O Propag estabelece descontos nos juros e parcelamento do saldo das dívidas estaduais em até 30 anos. Em contrapartida, os estados que participarem deverão aportar recursos ao Fundo de Equalização Federativa (FEF), que distribuirão dinheiro a todos os estados participantes, inclusive aqueles que não tiverem débitos com a União, para investimentos em áreas como educação, segurança pública, saneamento, habitação e transportes.

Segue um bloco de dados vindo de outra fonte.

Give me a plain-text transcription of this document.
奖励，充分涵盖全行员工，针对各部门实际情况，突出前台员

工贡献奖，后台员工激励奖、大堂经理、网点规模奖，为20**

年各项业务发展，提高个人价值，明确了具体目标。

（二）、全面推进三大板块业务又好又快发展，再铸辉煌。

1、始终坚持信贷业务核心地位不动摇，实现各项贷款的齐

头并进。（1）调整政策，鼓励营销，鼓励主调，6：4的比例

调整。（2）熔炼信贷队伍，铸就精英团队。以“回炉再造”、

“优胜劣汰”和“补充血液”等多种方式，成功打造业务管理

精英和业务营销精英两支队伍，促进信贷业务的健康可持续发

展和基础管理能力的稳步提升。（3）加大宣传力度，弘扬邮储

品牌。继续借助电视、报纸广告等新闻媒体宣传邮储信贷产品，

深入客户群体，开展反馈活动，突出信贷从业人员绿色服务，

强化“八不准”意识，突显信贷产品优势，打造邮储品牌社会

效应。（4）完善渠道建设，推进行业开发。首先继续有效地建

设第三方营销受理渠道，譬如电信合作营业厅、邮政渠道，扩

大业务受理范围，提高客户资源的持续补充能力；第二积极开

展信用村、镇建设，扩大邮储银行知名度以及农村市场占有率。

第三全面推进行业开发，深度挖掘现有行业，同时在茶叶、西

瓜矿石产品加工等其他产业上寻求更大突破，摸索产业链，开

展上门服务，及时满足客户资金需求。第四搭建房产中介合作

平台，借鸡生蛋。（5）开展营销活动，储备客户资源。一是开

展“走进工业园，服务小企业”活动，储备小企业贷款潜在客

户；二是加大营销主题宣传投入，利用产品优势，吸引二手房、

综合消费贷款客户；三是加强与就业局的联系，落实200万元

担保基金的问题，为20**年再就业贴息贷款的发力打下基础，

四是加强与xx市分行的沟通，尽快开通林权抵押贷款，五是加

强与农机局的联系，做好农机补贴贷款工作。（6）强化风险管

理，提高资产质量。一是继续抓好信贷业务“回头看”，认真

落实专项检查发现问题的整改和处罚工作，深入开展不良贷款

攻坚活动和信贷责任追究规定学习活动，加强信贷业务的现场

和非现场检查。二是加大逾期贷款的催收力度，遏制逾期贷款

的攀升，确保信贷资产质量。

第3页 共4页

Depois que o Congresso derrubou os vetos ao Propag , no final de novembro, 22 estados aderiram ao programa. Entre as unidades da Federação, apenas Distrito Federal, Mato Grosso, Pará, Paraná e Santa Catarina não ingressaram na renegociação especial.
Rio Grande do Sul
Por razão das enchentes no Rio Grande do Sul, em 2024, a União suspendeu o pagamento da dívida do estado por 36 meses . Os juros que corrigem a dívida anual, em torno de 4% ao ano mais a inflação, também serão perdoados pelo mesmo período.
O estoque da dívida do estado com a União está atualmente em cerca de R$ 100 bilhões. As parcelas que deveriam ser pagas serão direcionadas a um fundo estadual destinado à realização de investimentos na operação do estado devido à calamidade pública.
Em junho de 2022, o Rio Grande do Sul havia fechado acordo com a União e teve o plano de recuperação fiscal homologado. O plano permite que o estado volte a pagar, de forma escalonada, a dívida com a União, cujo pagamento estava suspenso por liminar do Supremo Tribunal Federal desde julho de 2017. Em troca, o governo gaúcho deverá executar um programa de ajuste fiscal com dessestatizações e reformas para reduzir os gastos locais.